From the Sunwheel in Amherst, observers at the center of the standing stones see the sun rise and set over stones placed to mark the equinoxes. Other structures around the world mark this astronomical change, as well. For example, the Mayans at their main pyramid at Chichen Itza built staircases at such an angle that on the equinox, sunlight casts a shadow that looks like a giant snake descending the stairs.
At the hour-long gatherings, UMass Amherst astronomer Stephen Schneider will discuss the astronomical cause of the sun’s changing position. He will explain the seasonal positions of the sun, moon and Earth, and answer questions about astronomy. On the equinox (for equi, “equal” and nox, “night”) the sun rises due east and sets due west and stays up for 12 hours and down for 12 hours almost everywhere in the world. Observers at Earth’s poles see the sun skimming around the entire horizon as six months of daylight begin at the North Pole and six months of night at the South Pole.

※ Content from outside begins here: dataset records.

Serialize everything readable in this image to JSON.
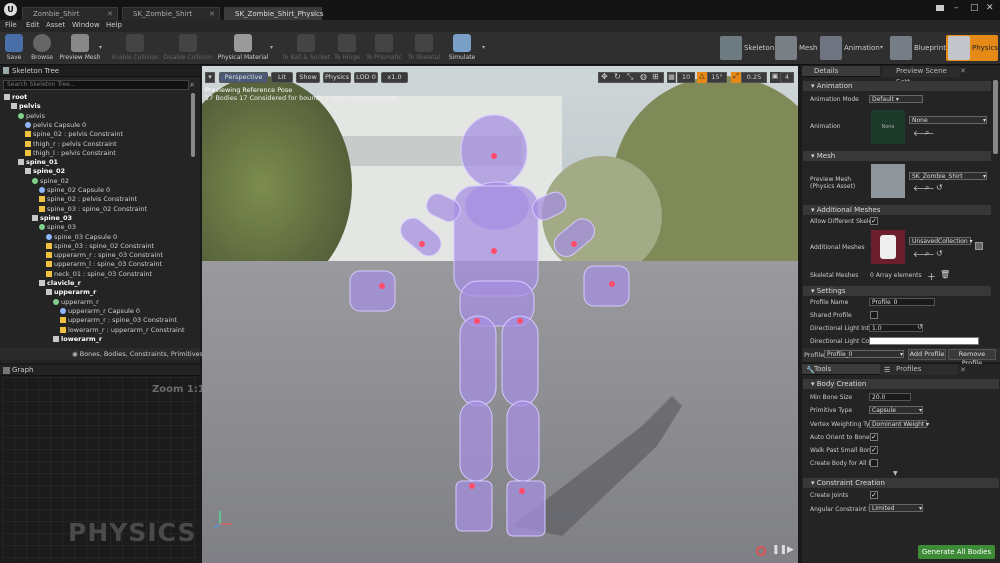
{
  "window": {
    "logo": "U",
    "tabs": [
      "Zombie_Shirt",
      "SK_Zombie_Shirt",
      "SK_Zombie_Shirt_Physics"
    ],
    "controls": [
      "–",
      "□",
      "✕"
    ]
  },
  "menu": [
    "File",
    "Edit",
    "Asset",
    "Window",
    "Help"
  ],
  "toolbar": {
    "buttons": [
      {
        "label": "Save",
        "enabled": true
      },
      {
        "label": "Browse",
        "enabled": true
      },
      {
        "label": "Preview Mesh",
        "enabled": true
      },
      {
        "label": "Enable Collision",
        "enabled": false
      },
      {
        "label": "Disable Collision",
        "enabled": false
      },
      {
        "label": "Physical Material",
        "enabled": true
      },
      {
        "label": "To Ball & Socket",
        "enabled": false
      },
      {
        "label": "To Hinge",
        "enabled": false
      },
      {
        "label": "To Prismatic",
        "enabled": false
      },
      {
        "label": "To Skeletal",
        "enabled": false
      },
      {
        "label": "Simulate",
        "enabled": true
      }
    ],
    "modes": [
      "Skeleton",
      "Mesh",
      "Animation",
      "Blueprint",
      "Physics"
    ]
  },
  "skeleton_tree": {
    "tab": "Skeleton Tree",
    "search_placeholder": "Search Skeleton Tree...",
    "rows": [
      {
        "text": "root",
        "bold": true,
        "indent": 0,
        "icon": "bone-icon"
      },
      {
        "text": "pelvis",
        "bold": true,
        "indent": 1,
        "icon": "bone-icon"
      },
      {
        "text": "pelvis",
        "bold": false,
        "indent": 2,
        "icon": "body-icon"
      },
      {
        "text": "pelvis Capsule 0",
        "bold": false,
        "indent": 3,
        "icon": "capsule-icon"
      },
      {
        "text": "spine_02 : pelvis Constraint",
        "bold": false,
        "indent": 3,
        "icon": "constraint-icon"
      },
      {
        "text": "thigh_r : pelvis Constraint",
        "bold": false,
        "indent": 3,
        "icon": "constraint-icon"
      },
      {
        "text": "thigh_l : pelvis Constraint",
        "bold": false,
        "indent": 3,
        "icon": "constraint-icon"
      },
      {
        "text": "spine_01",
        "bold": true,
        "indent": 2,
        "icon": "bone-icon"
      },
      {
        "text": "spine_02",
        "bold": true,
        "indent": 3,
        "icon": "bone-icon"
      },
      {
        "text": "spine_02",
        "bold": false,
        "indent": 4,
        "icon": "body-icon"
      },
      {
        "text": "spine_02 Capsule 0",
        "bold": false,
        "indent": 5,
        "icon": "capsule-icon"
      },
      {
        "text": "spine_02 : pelvis Constraint",
        "bold": false,
        "indent": 5,
        "icon": "constraint-icon"
      },
      {
        "text": "spine_03 : spine_02 Constraint",
        "bold": false,
        "indent": 5,
        "icon": "constraint-icon"
      },
      {
        "text": "spine_03",
        "bold": true,
        "indent": 4,
        "icon": "bone-icon"
      },
      {
        "text": "spine_03",
        "bold": false,
        "indent": 5,
        "icon": "body-icon"
      },
      {
        "text": "spine_03 Capsule 0",
        "bold": false,
        "indent": 6,
        "icon": "capsule-icon"
      },
      {
        "text": "spine_03 : spine_02 Constraint",
        "bold": false,
        "indent": 6,
        "icon": "constraint-icon"
      },
      {
        "text": "upperarm_r : spine_03 Constraint",
        "bold": false,
        "indent": 6,
        "icon": "constraint-icon"
      },
      {
        "text": "upperarm_l : spine_03 Constraint",
        "bold": false,
        "indent": 6,
        "icon": "constraint-icon"
      },
      {
        "text": "neck_01 : spine_03 Constraint",
        "bold": false,
        "indent": 6,
        "icon": "constraint-icon"
      },
      {
        "text": "clavicle_r",
        "bold": true,
        "indent": 5,
        "icon": "bone-icon"
      },
      {
        "text": "upperarm_r",
        "bold": true,
        "indent": 6,
        "icon": "bone-icon"
      },
      {
        "text": "upperarm_r",
        "bold": false,
        "indent": 7,
        "icon": "body-icon"
      },
      {
        "text": "upperarm_r Capsule 0",
        "bold": false,
        "indent": 8,
        "icon": "capsule-icon"
      },
      {
        "text": "upperarm_r : spine_03 Constraint",
        "bold": false,
        "indent": 8,
        "icon": "constraint-icon"
      },
      {
        "text": "lowerarm_r : upperarm_r Constraint",
        "bold": false,
        "indent": 8,
        "icon": "constraint-icon"
      },
      {
        "text": "lowerarm_r",
        "bold": true,
        "indent": 7,
        "icon": "bone-icon"
      }
    ],
    "filter": "Bones, Bodies, Constraints, Primitives"
  },
  "graph": {
    "tab": "Graph",
    "zoom": "Zoom 1:1",
    "watermark": "PHYSICS"
  },
  "viewport": {
    "buttons": [
      "Perspective",
      "Lit",
      "Show",
      "Physics",
      "LOD 0",
      "x1.0"
    ],
    "info_line1": "Previewing Reference Pose",
    "info_line2": "17 Bodies  17 Considered for bounds  1 Ratio  16 Constraints",
    "grid_value": "10",
    "rot_value": "15°",
    "scale_value": "0.25",
    "cam_value": "4"
  },
  "details": {
    "tabs": [
      "Details",
      "Preview Scene Sett"
    ],
    "animation": {
      "section": "Animation",
      "mode_label": "Animation Mode",
      "mode_value": "Default",
      "anim_label": "Animation",
      "anim_thumb": "None",
      "anim_value": "None"
    },
    "mesh": {
      "section": "Mesh",
      "preview_label_1": "Preview Mesh",
      "preview_label_2": "(Physics Asset)",
      "preview_value": "SK_Zombie_Shirt"
    },
    "additional": {
      "section": "Additional Meshes",
      "allow_label": "Allow Different Skele",
      "allow_checked": true,
      "meshes_label": "Additional Meshes",
      "meshes_value": "UnsavedCollection",
      "skeletal_label": "Skeletal Meshes",
      "skeletal_value": "0 Array elements"
    },
    "settings": {
      "section": "Settings",
      "profile_name_label": "Profile Name",
      "profile_name_value": "Profile_0",
      "shared_label": "Shared Profile",
      "dir_int_label": "Directional Light Inter",
      "dir_int_value": "1.0",
      "dir_col_label": "Directional Light Colo"
    },
    "profile_bar": {
      "label": "Profile",
      "value": "Profile_0",
      "add": "Add Profile",
      "remove": "Remove Profile"
    }
  },
  "tools": {
    "tabs": [
      "Tools",
      "Profiles"
    ],
    "body_creation": {
      "section": "Body Creation",
      "min_bone_label": "Min Bone Size",
      "min_bone_value": "20.0",
      "prim_label": "Primitive Type",
      "prim_value": "Capsule",
      "vw_label": "Vertex Weighting Type",
      "vw_value": "Dominant Weight",
      "orient_label": "Auto Orient to Bone",
      "orient_checked": true,
      "walk_label": "Walk Past Small Bone",
      "walk_checked": true,
      "create_all_label": "Create Body for All Bo",
      "create_all_checked": false
    },
    "constraint_creation": {
      "section": "Constraint Creation",
      "create_joints_label": "Create Joints",
      "create_joints_checked": true,
      "angular_label": "Angular Constraint Mo",
      "angular_value": "Limited"
    },
    "generate": "Generate All Bodies"
  },
  "colors": {
    "accent_orange": "#e58a16",
    "generate_green": "#3d8b37",
    "body_purple": "#a58fe0"
  }
}
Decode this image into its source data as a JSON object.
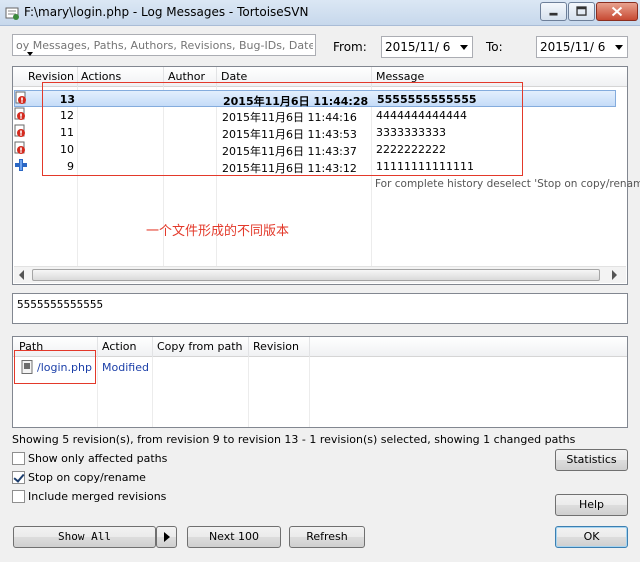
{
  "window": {
    "title": "F:\\mary\\login.php - Log Messages - TortoiseSVN"
  },
  "filter": {
    "search_placeholder": "oy Messages, Paths, Authors, Revisions, Bug-IDs, Date, Date",
    "from_label": "From:",
    "from_value": "2015/11/  6",
    "to_label": "To:",
    "to_value": "2015/11/  6"
  },
  "log": {
    "columns": [
      "Revision",
      "Actions",
      "Author",
      "Date",
      "Message"
    ],
    "rows": [
      {
        "revision": "13",
        "date": "2015年11月6日 11:44:28",
        "message": "5555555555555",
        "selected": true,
        "action_icon": "modified-icon"
      },
      {
        "revision": "12",
        "date": "2015年11月6日 11:44:16",
        "message": "4444444444444",
        "selected": false,
        "action_icon": "modified-icon"
      },
      {
        "revision": "11",
        "date": "2015年11月6日 11:43:53",
        "message": "3333333333",
        "selected": false,
        "action_icon": "modified-icon"
      },
      {
        "revision": "10",
        "date": "2015年11月6日 11:43:37",
        "message": "2222222222",
        "selected": false,
        "action_icon": "modified-icon"
      },
      {
        "revision": "9",
        "date": "2015年11月6日 11:43:12",
        "message": "11111111111111",
        "selected": false,
        "action_icon": "added-icon"
      }
    ],
    "history_note": "For complete history deselect 'Stop on copy/rename'",
    "annotation": "一个文件形成的不同版本"
  },
  "message_text": "5555555555555",
  "paths": {
    "columns": [
      "Path",
      "Action",
      "Copy from path",
      "Revision"
    ],
    "rows": [
      {
        "path": "/login.php",
        "action": "Modified",
        "copy_from": "",
        "revision": ""
      }
    ]
  },
  "status_text": "Showing 5 revision(s), from revision 9 to revision 13 - 1 revision(s) selected, showing 1 changed paths",
  "options": {
    "affected_label": "Show only affected paths",
    "affected_checked": false,
    "stop_label": "Stop on copy/rename",
    "stop_checked": true,
    "merged_label": "Include merged revisions",
    "merged_checked": false
  },
  "buttons": {
    "show_all": "Show All",
    "next": "Next 100",
    "refresh": "Refresh",
    "statistics": "Statistics",
    "help": "Help",
    "ok": "OK"
  },
  "colors": {
    "annotation_red": "#e3392a",
    "link_blue": "#1b3fa8",
    "selection_blue": "#c5dcf8"
  }
}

The exact time of the spring or vernal equinox in western Massachusetts this year is at 5:58 p.m. on March 20. This marks the moment when the sun crosses the celestial equator, traveling from south to north. An observer located on the Earth’s equator will see the sun pass directly overhead at local noon on this day. After the spring equinox, Earth’s Northern Hemisphere is tilted toward the sun.
If the skies are clear during the evening session, a solar telescope will be set up to safely observe the sun before sunset. The full “sap” or “worm” moon will rise just minutes after sunset almost exactly due east. Names for the full moons come from cultural and natural events at that time of year, such as the running of sap or the emergence of worms from the thawing ground.
The UMass Amherst Sunwheel is located south of McGuirk Alumni Stadium, just off Rocky Hill Road about one-quarter mile west of University Drive. Visitors to the Sunwheel should be prepared for especially wet footing this year. Rain or blizzard conditions cancel the events.